Archaeologist Erez Ben-Yosef, one of the researchers on the project, has compared the process to a terrestrial “tape recorder,” and a particularly sensitive one at that: the resulting jars “provide an unprecedented look at the planet’s magnetic field over those six centuries, one that’s much harder to get from rocks.”
These accidental indices also indicate that the Earth’s magnetic field at the time was much stronger than expected; ominously, this “astonishing geomagnetic spike,” as mentioned above, could happen again. Indeed, the jars have “given scientists a glimpse of how intense the magnetic field can get—and the news isn’t good for a world that depends on electrical grids and high-tech devices,” Annalee Newitz writes for Ars Technica.
“The researchers note that this geomagnetic spike is similar to another that occurred in the 10th century BCE,” Newitz adds. “Data from the 10th century spike and this 8th century one indicate that such events were probably localized, not global. That said, they write that ‘the exact geographic expanse of this phenomenon has yet to be investigated, and the fact that these are very short-lived features that can be easily missed suggests that there is much more to discover.’”
This vision—of highly localized, mysterious geomagnetic storms frying electronics from below—is not only a great plot device for some burgeoning scifi novelist, it could also almost undoubtedly be weaponized: subterranean geomagnetic warfare against an entire region of the planet, short-circuiting every electrical device in sight.
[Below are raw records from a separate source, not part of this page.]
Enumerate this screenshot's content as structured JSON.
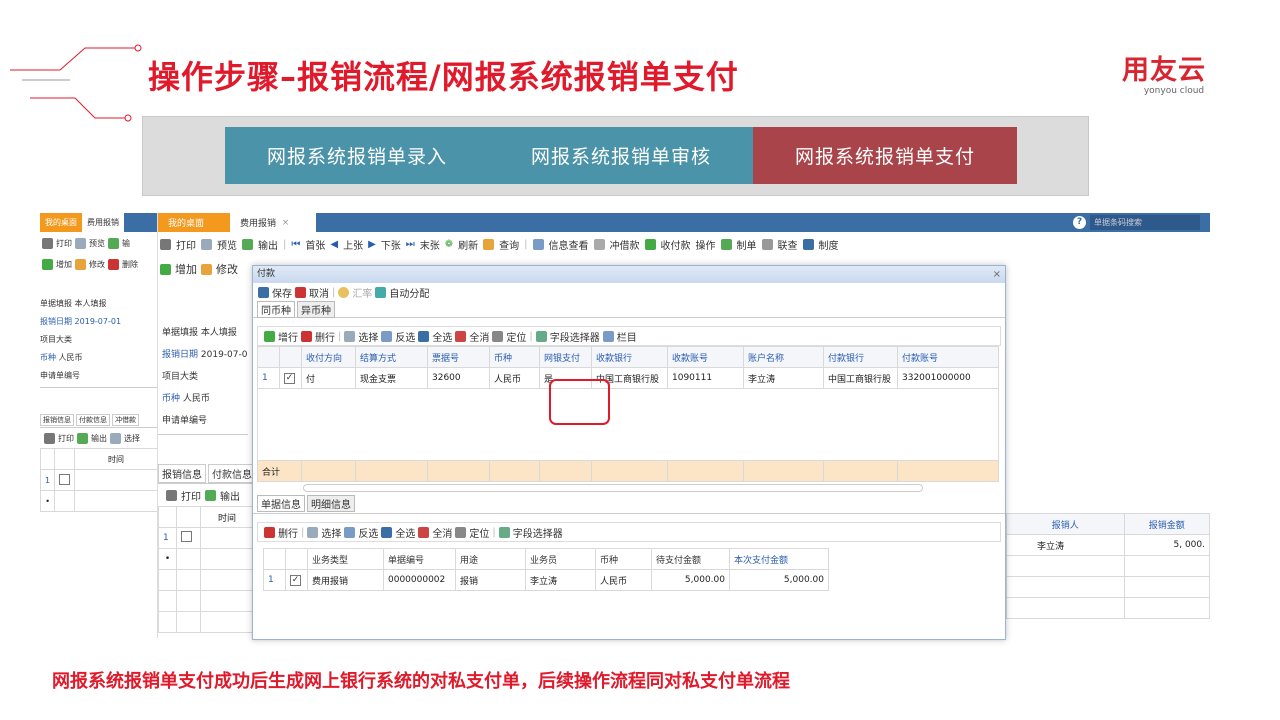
{
  "slide": {
    "title": "操作步骤–报销流程/网报系统报销单支付",
    "logo_cn": "用友云",
    "logo_en": "yonyou cloud",
    "steps": [
      "网报系统报销单录入",
      "网报系统报销单审核",
      "网报系统报销单支付"
    ],
    "caption": "网报系统报销单支付成功后生成网上银行系统的对私支付单，后续操作流程同对私支付单流程"
  },
  "colors": {
    "title_red": "#e0192b",
    "step_blue": "#4b93a8",
    "step_red": "#a8444a",
    "app_blue": "#3b6ea5",
    "tab_orange": "#f39a1e"
  },
  "app1": {
    "tabs": [
      "我的桌面",
      "费用报销"
    ],
    "toolbar1": [
      "打印",
      "预览",
      "输"
    ],
    "toolbar2": [
      "增加",
      "修改",
      "删除"
    ],
    "fields": [
      {
        "label": "单据填报",
        "value": "本人填报"
      },
      {
        "label": "报销日期",
        "value": "2019-07-01"
      },
      {
        "label": "项目大类",
        "value": ""
      },
      {
        "label": "币种",
        "value": "人民币"
      },
      {
        "label": "申请单编号",
        "value": ""
      }
    ],
    "subtabs": [
      "报销信息",
      "付款信息",
      "冲借款"
    ],
    "subtoolbar": [
      "打印",
      "输出",
      "选择"
    ],
    "col_time": "时间",
    "row_num": "1"
  },
  "app2": {
    "tabs": [
      "我的桌面",
      "费用报销"
    ],
    "tab_close": "×",
    "search_placeholder": "单据条码搜索",
    "help": "?",
    "toolbar1": [
      "打印",
      "预览",
      "输出",
      "首张",
      "上张",
      "下张",
      "末张",
      "刷新",
      "查询",
      "信息查看",
      "冲借款",
      "收付款",
      "操作",
      "制单",
      "联查",
      "制度"
    ],
    "toolbar2": [
      "增加",
      "修改"
    ],
    "fields": [
      {
        "label": "单据填报",
        "value": "本人填报"
      },
      {
        "label": "报销日期",
        "value": "2019-07-0"
      },
      {
        "label": "项目大类",
        "value": ""
      },
      {
        "label": "币种",
        "value": "人民币"
      },
      {
        "label": "申请单编号",
        "value": ""
      }
    ],
    "subtabs": [
      "报销信息",
      "付款信息"
    ],
    "subtoolbar": [
      "打印",
      "输出"
    ],
    "col_time": "时间",
    "row_num": "1",
    "right_cols": [
      "报销人",
      "报销金额"
    ],
    "right_row": {
      "person": "李立涛",
      "amount": "5, 000."
    }
  },
  "dialog": {
    "title": "付款",
    "close": "×",
    "toolbar": [
      "保存",
      "取消",
      "汇率",
      "自动分配"
    ],
    "currency_tabs": [
      "同币种",
      "异币种"
    ],
    "grid_toolbar": [
      "增行",
      "删行",
      "选择",
      "反选",
      "全选",
      "全消",
      "定位",
      "字段选择器",
      "栏目"
    ],
    "columns": [
      "收付方向",
      "结算方式",
      "票据号",
      "币种",
      "网银支付",
      "收款银行",
      "收款账号",
      "账户名称",
      "付款银行",
      "付款账号"
    ],
    "row": {
      "num": "1",
      "check": "✓",
      "cells": [
        "付",
        "现金支票",
        "32600",
        "人民币",
        "是",
        "中国工商银行股",
        "1090111",
        "李立涛",
        "中国工商银行股",
        "332001000000"
      ]
    },
    "total_label": "合计",
    "bottom_tabs": [
      "单据信息",
      "明细信息"
    ],
    "bottom_toolbar": [
      "删行",
      "选择",
      "反选",
      "全选",
      "全消",
      "定位",
      "字段选择器"
    ],
    "bottom_columns": [
      "业务类型",
      "单据编号",
      "用途",
      "业务员",
      "币种",
      "待支付金额",
      "本次支付金额"
    ],
    "bottom_row": {
      "num": "1",
      "check": "✓",
      "cells": [
        "费用报销",
        "0000000002",
        "报销",
        "李立涛",
        "人民币",
        "5,000.00",
        "5,000.00"
      ]
    }
  }
}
Of course, it’s also worth noting that this would still be happening: that is, today’s ceramics should still be “recording” the Earth’s magnetic field, even without any corresponding spike in that field’s strength. An invisible terrestrial forcefield is thus still inscribing itself inside objects in your kitchen cabinet or standing on your breakfast table. Everyday knick-knacks in retail stores around the world are still archives of planetary magnetism.
This also makes me wonder what other types of artifacts—clay figurines from nomadic Arctic tribes, mud bricks from central Africa—might also house geomagnetic records yet to be analyzed by modern technology. So what else might be discovered someday?
I’m reminded of the possibility that space weather—or “fossils of spacetime”—might be frozen into the built environment in the form of GPS glitches: hidden inside minute structural errors in large building projects, such as freeways, dams, and bridges, there might be evidence that our solar system is passing through “cosmic kinks” of dark matter.